A very good short piece at the Financial Times by Ed Morse, chief energy economist at Lehman. Readers may know that Lehman has been the staunch oil bear in contrast to Goldman’s uber oil bull posture.
Note that Morse’s argument is similar, although more short-term focused, to a post we discussed, “Peak Demand.”
From the Financial Times:
World oil consumption is now growing at a significantly lower pace than had been imagined a year ago. Last October, the International Energy Agency was forecasting global demand growth for 2008 of 2.1m barrels a day, with 750kb/d from the OECD and 1.33mb/d from emerging markets. In their latest monthly report, the IEA has slashed this by more than 60 per cent to 800kb/d, with OECD demand actually forecast to decline by over 600kb/d and emerging markets demand to grow by 1.4mb/d.
In our judgment, the IEA’s forecasts for emerging markets will turn out to have been far too optimistic…. two other articles of faith are being challenged. First, the consensus thinking that emerging market oil demand has decoupled from industrial countries will be severely tested over the next half year. Second, the growing consensus that lower prices and higher economic growth will result in a rebound in global demand growth is wishful thinking….

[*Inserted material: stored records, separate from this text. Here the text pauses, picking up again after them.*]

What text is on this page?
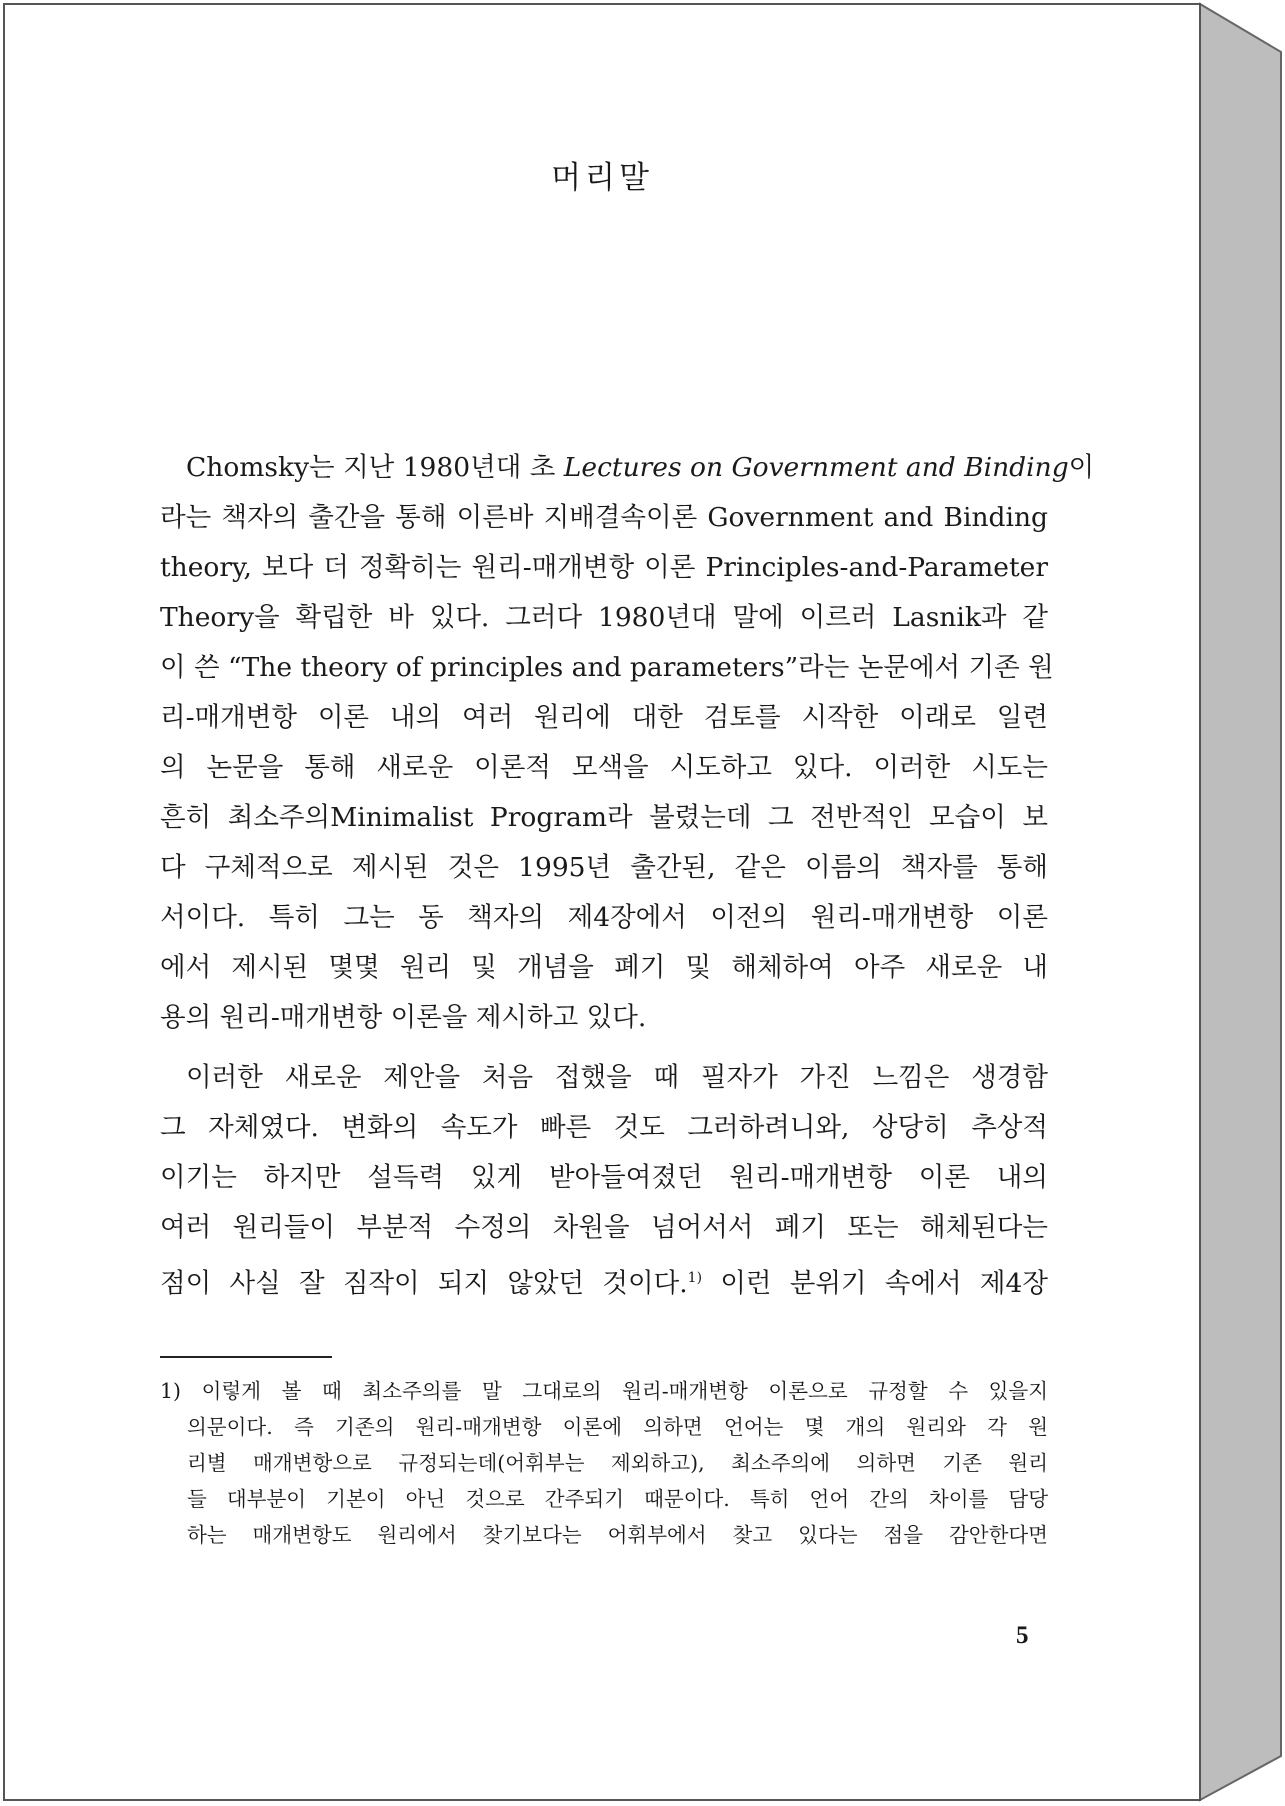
머리말
Chomsky는 지난 1980년대 초 Lectures on Government and Binding이
라는 책자의 출간을 통해 이른바 지배결속이론 Government and Binding
theory, 보다 더 정확히는 원리-매개변항 이론 Principles-and-Parameter
Theory을 확립한 바 있다. 그러다 1980년대 말에 이르러 Lasnik과 같
이 쓴 “The theory of principles and parameters”라는 논문에서 기존 원
리-매개변항 이론 내의 여러 원리에 대한 검토를 시작한 이래로 일련
의 논문을 통해 새로운 이론적 모색을 시도하고 있다. 이러한 시도는
흔히 최소주의Minimalist Program라 불렸는데 그 전반적인 모습이 보
다 구체적으로 제시된 것은 1995년 출간된, 같은 이름의 책자를 통해
서이다. 특히 그는 동 책자의 제4장에서 이전의 원리-매개변항 이론
에서 제시된 몇몇 원리 및 개념을 폐기 및 해체하여 아주 새로운 내
용의 원리-매개변항 이론을 제시하고 있다.
이러한 새로운 제안을 처음 접했을 때 필자가 가진 느낌은 생경함
그 자체였다. 변화의 속도가 빠른 것도 그러하려니와, 상당히 추상적
이기는 하지만 설득력 있게 받아들여졌던 원리-매개변항 이론 내의
여러 원리들이 부분적 수정의 차원을 넘어서서 폐기 또는 해체된다는
점이 사실 잘 짐작이 되지 않았던 것이다.$^{1)}$ 이런 분위기 속에서 제4장
1) 이렇게 볼 때 최소주의를 말 그대로의 원리-매개변항 이론으로 규정할 수 있을지
의문이다. 즉 기존의 원리-매개변항 이론에 의하면 언어는 몇 개의 원리와 각 원
리별 매개변항으로 규정되는데(어휘부는 제외하고), 최소주의에 의하면 기존 원리
들 대부분이 기본이 아닌 것으로 간주되기 때문이다. 특히 언어 간의 차이를 담당
하는 매개변항도 원리에서 찾기보다는 어휘부에서 찾고 있다는 점을 감안한다면
5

There is growing evidence that the economic malaise affecting many of the OECD economies is spreading into emerging markets…
For China….challenging times are ahead for exporters and the metal and energy-intensive producers of steel, aluminium, cement, and other primary products.
Contrary to popular myth, these energy- intensive industries rather than the transport fleet are consuming the middle distillates that drive two-thirds of China’s petroleum demand growth. And now due to higher energy costs, an appreciating yuan, weak export markets, and a protectionist backlash, exports are falling,..demand growth could drop from its three-year average of 490kb/d to 350kb/d (up 4.4 per cent) in 2009…
Efforts to de- control prices in many Asian countries, have raised end-user prices significantly, some by more than 50 per cent. The few historical lessons about the effect of price hikes of such magnitude on demand growth point to structural tipping points….
The old adage that “nothing cures high prices like high prices,” is as true today as in the 1970s….We expect prices to stabilize at $90-100 per barrel but to still stimulate structural demand adjustments – we don’t foresee world demand growth exceeding 1mb/d per year for some time.